Desde la muerte de Taehyung me he sentido raro, como si su deseso anunciará mi propia desdicha.

Pero... ¿Que más podría pasarme?

No tenía nada más que el maldito dinero, más allá de eso, todo lo demás estaba roto, vacío...

La amargura de haber perdido a Haneul me ha vuelto más huraño, más realista...

Lo único que ahora mueve mi corazón es la venganza, quise buscar algo más en mi interior, pero se que todas mis acciones se han llevado mi alma, que está más que condenada el infierno, pero no me importa mucho si con eso puedo volver a ver a Haneul, el único amor de mi vida.

Esa mujer que prefirió el poder que el amor que yo le profesaba, esa maldita mujer que me ha hecho sufrir, que ha dañado lo poco que había en mi roto corazón.

Jamás podré olvidar esos hermosos ojos que se apagaron en mi presencia, quería que hasta su último aliento viera mi rostro, que se diera cuenta de mi sonrisa burlesca, para que muriera pensando que ya no la amaba mas.

Pensé que con eso mi corazón estaría satisfecho, había terminado con ella, pero saber que aquella chiquilla que crio Haneul esta a punto de parir un hijo de Min me revolvió el estómago, ¿Por qué tendía el que ser feliz?

¿Por qué el si podría ser padre?

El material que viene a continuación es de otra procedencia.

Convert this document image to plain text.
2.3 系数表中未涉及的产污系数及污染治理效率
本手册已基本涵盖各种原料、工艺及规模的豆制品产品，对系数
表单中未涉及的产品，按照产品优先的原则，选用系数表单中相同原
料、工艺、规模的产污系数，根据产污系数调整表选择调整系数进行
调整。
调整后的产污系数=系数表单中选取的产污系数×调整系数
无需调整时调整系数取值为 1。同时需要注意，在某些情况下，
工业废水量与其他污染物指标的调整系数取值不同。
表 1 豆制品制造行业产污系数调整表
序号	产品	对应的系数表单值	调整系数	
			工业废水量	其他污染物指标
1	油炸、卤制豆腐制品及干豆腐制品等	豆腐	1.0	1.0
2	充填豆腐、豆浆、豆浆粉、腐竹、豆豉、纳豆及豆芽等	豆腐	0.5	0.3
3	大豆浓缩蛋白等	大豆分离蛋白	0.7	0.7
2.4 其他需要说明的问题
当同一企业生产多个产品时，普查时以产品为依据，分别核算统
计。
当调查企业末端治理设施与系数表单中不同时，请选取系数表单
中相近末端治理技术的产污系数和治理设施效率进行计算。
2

Cuando yo perdí aquella oportunidad por su culpa suya.

Pase noches sin dormir pensando y pensando si debía sacrificar a esa mujer que no tiene culpa alguna.

Su inocencia llama mucho la atención, sobre todo para todos nosotros que hemos perdido todo rastro de humanidad, incluso yo.... Yo podría...

Pero eso es imposible, mi mejor amigo está enamorado de ella, y así como el y como todos esos que andan detrás de ella, solo le causaríamos daño, ella no pertenece a este estilo de vida, no importa lo bien que pelea o lo bien que mata sin piedad.


¿Soy capaz de hacer sufrír a un ser inocente?

Me preguntó al imaginar aquella creatura que se está gestando en el vientre de Aria, por momentos me creo incapaz de hacerlo, jamás he sido esa clase de hombre, a pesar de todo, siempre me he guiado por algunos principios que yo mismo me dicté, aún así, y a sabiendas de que Aria es inocente de todo esto, el rencor en mi corazón me pide acabar con ella y con lo que lleva dentro, solo así la ira que yace dentro mío podrá apagarse...

¡¡Ohhh maldita Haneul, tenias que decirme aquello, tenias que golpearme con tus envidias y rencores... Te has llevado lo poco que me quedaba de humanidad!!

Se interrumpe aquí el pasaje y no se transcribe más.